Le N., spesso rappresentate insieme con Satiri al seguito di Bacco o di Pan, sono nominate con frequenza ma per lo più genericamente dai poeti greci e latini (tra questi soprattutto i bucolici e Ovidio): tanto che non solo ‛ Naias ' può indicare, per traslato, ogni ninfa, ma anche, per metafora, il fiume, l'acqua o la natura del luogo. Poche sono le N. indicate nominativamente: per rimanere agli autori più cari a D., troviamo in Virgilio Egle (Buc. VI 21), in Ovidio Siringa (Met. I 691) e Salmacide (IV 285-388), in Lucano Enone (Phars. IX 973).

D. dunque non poteva assolutamente ignorare che le N. sono ninfe dei fiumi e delle fonti: tant'è vero che non solo ricorda, secondo la narrazione ovidiana, la ninfa Siringa (v.) in Pg XXXII 65, ma in Eg IV 85 indica il fiume Savena (v.) come Nayas illa. A ragione pertanto rimasero lungo tempo perplessi i dantisti moderni di fronte a Pg XXXIII 49 E forse che la mia narrazion buia, / qual Temi e Sfinge, men ti persuade, / perch'a lor modo lo 'ntelletto attuia / ma tosto fier li fatti le Naiade, / che solveranno questo enigma forte sanza danno di pecore o di biade, con evidente rinvio a Met.

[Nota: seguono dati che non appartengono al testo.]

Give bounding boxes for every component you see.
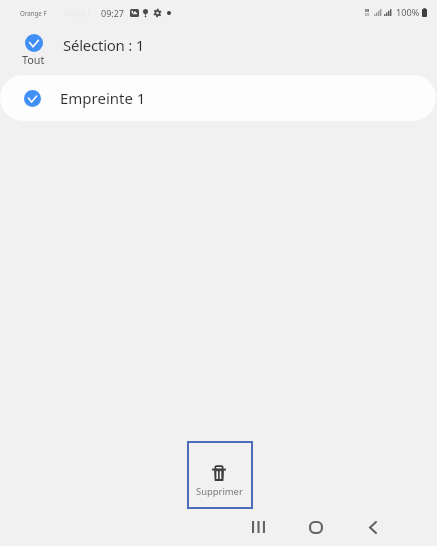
staticText: 100% <box>396 6 420 19</box>
staticText: Tout <box>22 52 45 67</box>
staticText: 09:27 <box>101 7 125 19</box>
button[interactable]: Recents <box>240 509 276 545</box>
staticText: Orange F <box>20 9 47 17</box>
button[interactable]: Tout <box>14 31 53 68</box>
staticText: Sélection : 1 <box>63 35 145 55</box>
button[interactable]: Supprimer <box>187 441 253 509</box>
button[interactable]: Home <box>298 509 334 545</box>
button[interactable]: Empreinte 1 <box>0 75 436 121</box>
button[interactable]: Back <box>355 509 391 545</box>
staticText: Empreinte 1 <box>60 88 146 108</box>
staticText: Supprimer <box>196 485 243 498</box>
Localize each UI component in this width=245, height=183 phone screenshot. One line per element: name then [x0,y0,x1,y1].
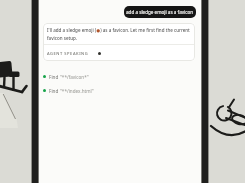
staticText: Find [49,88,60,94]
staticText: favicon setup. [47,35,78,41]
staticText: add a sledge emoji as a favicon [126,9,194,15]
staticText: Find [49,74,60,80]
button[interactable]: Find [43,73,89,80]
button[interactable]: add a sledge emoji as a favicon [124,6,196,18]
button[interactable]: AGENT SPEAKING [47,45,191,61]
staticText: "**/index.html" [60,88,94,94]
staticText: I'll add a sledge emoji (●) as a favicon… [47,27,190,33]
staticText: "**/favicon*" [60,74,89,80]
staticText: AGENT SPEAKING [47,51,89,56]
button[interactable]: Find [43,87,94,94]
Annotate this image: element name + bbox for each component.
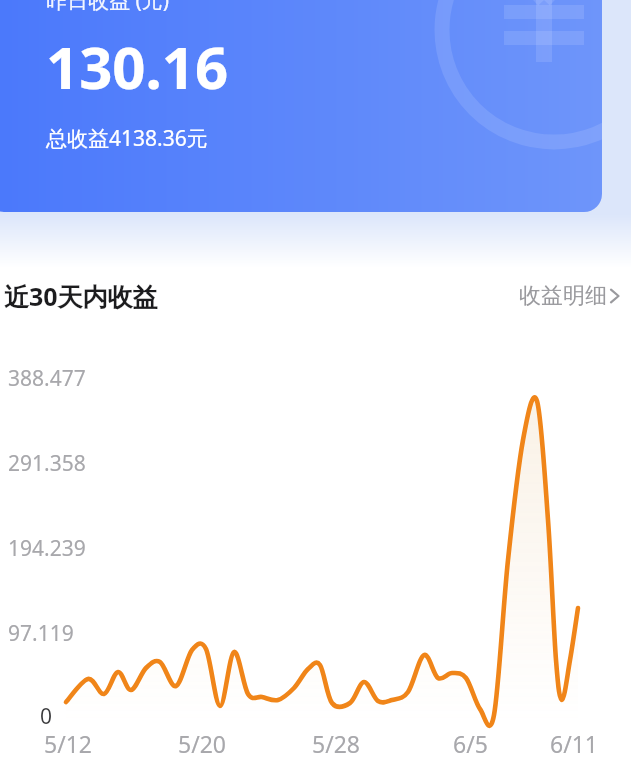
staticText: 291.358 [8, 449, 86, 478]
staticText: 昨日收益 (元) [46, 0, 170, 15]
staticText: 收益明细 [519, 282, 607, 310]
staticText: 近30天内收益 [4, 279, 158, 313]
button[interactable]: 昨日收益 (元) [0, 0, 602, 212]
staticText: 5/12 [44, 728, 102, 759]
staticText: 130.16 [46, 27, 229, 106]
staticText: 0 [40, 702, 53, 731]
staticText: 6/11 [550, 728, 608, 759]
staticText: 总收益4138.36元 [46, 124, 208, 153]
button[interactable]: 收益明细 [515, 276, 627, 316]
staticText: 97.119 [8, 619, 74, 648]
staticText: 6/5 [453, 728, 511, 759]
staticText: 388.477 [8, 364, 86, 393]
staticText: 5/28 [312, 728, 370, 759]
staticText: 5/20 [178, 728, 236, 759]
staticText: 194.239 [8, 534, 86, 563]
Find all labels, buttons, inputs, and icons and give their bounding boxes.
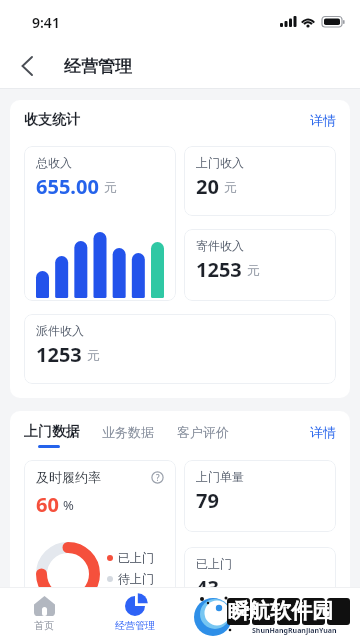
staticText: 元 xyxy=(87,347,100,363)
staticText: 元 xyxy=(104,179,117,195)
staticText: ? xyxy=(156,472,160,483)
button[interactable]: 已上门 xyxy=(184,547,336,619)
staticText: % xyxy=(63,496,74,514)
button[interactable]: 总收入 xyxy=(24,146,176,301)
staticText: 上门单量 xyxy=(196,469,244,484)
button[interactable]: 派件收入 xyxy=(24,314,336,384)
staticText: 总收入 xyxy=(36,155,72,170)
button[interactable]: 经营管理 xyxy=(88,587,182,640)
button[interactable]: 及时履约率 xyxy=(24,460,176,638)
staticText: 20 xyxy=(196,173,219,200)
staticText: 经营管理 xyxy=(64,56,132,77)
staticText: 79 xyxy=(196,487,219,514)
staticText: 655.00 xyxy=(36,173,99,200)
staticText: 待上门 xyxy=(118,571,154,586)
staticText: 元 xyxy=(224,179,237,195)
staticText: 已上门 xyxy=(118,550,154,565)
button[interactable]: 详情 xyxy=(310,112,336,128)
button[interactable] xyxy=(10,50,42,82)
button[interactable]: 上门单量 xyxy=(184,460,336,532)
button[interactable]: 详情 xyxy=(310,424,336,447)
button[interactable]: 寄件收入 xyxy=(184,229,336,301)
staticText: 寄件收入 xyxy=(196,238,244,253)
staticText: 及时履约率 xyxy=(36,469,101,485)
staticText: 上门收入 xyxy=(196,155,244,170)
button[interactable]: 首页 xyxy=(0,587,88,640)
button[interactable]: 业务数据 xyxy=(102,424,154,447)
button[interactable]: 上门数据 xyxy=(24,423,80,448)
staticText: 经营管理 xyxy=(115,619,155,632)
staticText: 1253 xyxy=(36,341,82,368)
staticText: 9:41 xyxy=(32,13,60,32)
staticText: 43 xyxy=(196,574,219,601)
staticText: 60 xyxy=(36,491,59,518)
staticText: 已上门 xyxy=(196,556,232,571)
button[interactable]: 上门收入 xyxy=(184,146,336,216)
staticText: 元 xyxy=(247,262,260,278)
staticText: 派件收入 xyxy=(36,323,84,338)
staticText: 上门数据 xyxy=(24,423,80,441)
staticText: 1253 xyxy=(196,256,242,283)
staticText: 收支统计 xyxy=(24,111,80,129)
button[interactable]: 客户评价 xyxy=(177,424,229,447)
staticText: ShunHangRuanJianYuan xyxy=(252,626,337,636)
staticText: 首页 xyxy=(34,619,54,632)
staticText: 瞬航软件园 xyxy=(228,598,333,624)
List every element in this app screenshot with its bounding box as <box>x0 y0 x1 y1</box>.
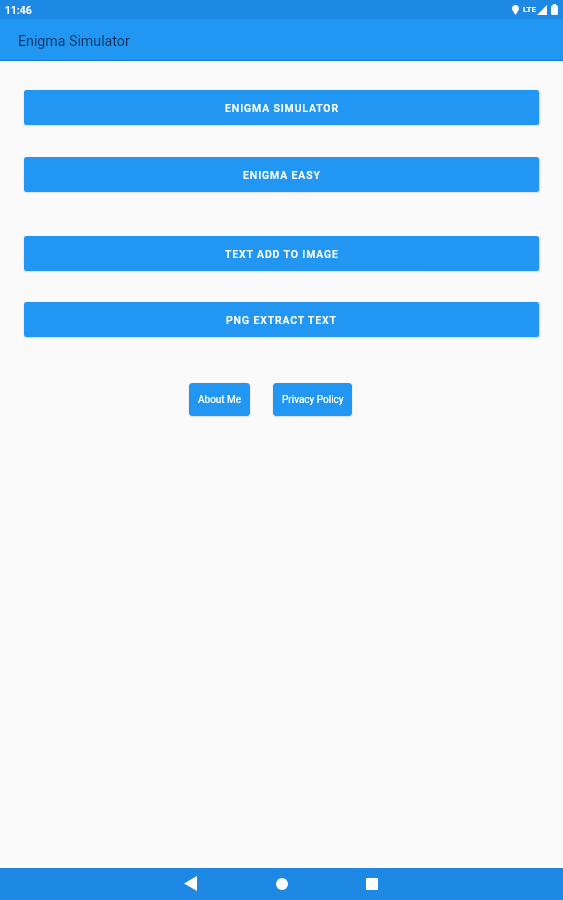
staticText: TEXT ADD TO IMAGE <box>225 248 339 260</box>
staticText: ENIGMA SIMULATOR <box>225 102 339 114</box>
button[interactable]: ENIGMA SIMULATOR <box>24 90 539 125</box>
staticText: About Me <box>198 394 242 406</box>
staticText: 11:46 <box>5 4 32 16</box>
staticText: PNG EXTRACT TEXT <box>226 314 337 326</box>
staticText: Enigma Simulator <box>18 33 130 50</box>
staticText: ENIGMA EASY <box>243 169 321 181</box>
button[interactable]: Back <box>160 868 220 900</box>
button[interactable]: ENIGMA EASY <box>24 157 539 192</box>
button[interactable]: Home <box>252 868 312 900</box>
button[interactable]: Privacy Policy <box>273 383 352 416</box>
staticText: Privacy Policy <box>282 394 344 406</box>
button[interactable]: Recent apps <box>342 868 402 900</box>
button[interactable]: PNG EXTRACT TEXT <box>24 302 539 337</box>
button[interactable]: About Me <box>189 383 250 416</box>
staticText: LTE <box>523 5 536 14</box>
button[interactable]: TEXT ADD TO IMAGE <box>24 236 539 271</box>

VII 759-765 (la morte della Sfinge è vendicata da Temi che manda una belva a flagellare la campagna tebana); finché il Ghisalberti non avvertì che nei codici medievali delle Metamorfosi, proprio all'inizio del passo or ora ricordato (" Carmina Laiades non intellecta priorum/ solverat ingemis "), anziché Laiades, cioè Edipo figlio di Laio, predomina pressoché incontrastata la lezione Naiades: che fu l'unica nota a D. e ai suoi contemporanei.

I chiosatori antichi non si proposero neppure il problema di un possibile guasto del testo: e in coerenza alla mentalità che nutrì la loro cultura tentarono di spiegare il passo accettandolo così com'esso si presentava; e dunque inserirono le N. nel mito sfingeo mediante una deviazione laterale, a fianco del più noto e autorevole episodio di Edipo. Assai istruttiva per quest'allusione dantesca è la parafrasi di quel passo delle Metamorfosi offerta da Giovanni del Virgilio: " Domina Themis adorabatur a Thebanis. Sed tandem quia ipsa dabat responsa sua ita obscura quod non intelligebantur, Thebani eam spernebant et ibant ad Naiades quae dabant meliora responsa et clariora. Unde Themis dea indignata immisit quandam beluam quae omnia arva devastabat et homines interficiebat ". D. lesse quei versi ovidiani alla luce di una glossa simile a questa, che d'altronde riporta l'unica spiegazione allora corrente; e sostanzialmente identica è la più ampia chiosa apposta ai versi danteschi da Pietro: " Quae vaticinia [scil. Themidis] quaedam sacerdotissa Thebana solum exponebat et interpretabatur, quae vocabatur Sphynx. Tempore procedente quaedam Naiades deae fontium supervenerunt et coeperunt exponere dicta vaticinia Themidis diversimode a Sphynge, detestantes expositionem Sphyngis. Ex quo dicti Thebani Sphyngem repulerunt, et tantum expositionem dictarum Naiadum sequebantur. De quo Themis irata quandam beluam misit ibi consumantem omnia pecora et blada, nec cessavit donec dictae naiades non fuerint repulsae ". Vedi anche Edipo; Sfinge; Temi.

Bibl. - F. Ghisalberti, L'enigma delle N., in " Studi d. " XVI (1932) 105-125.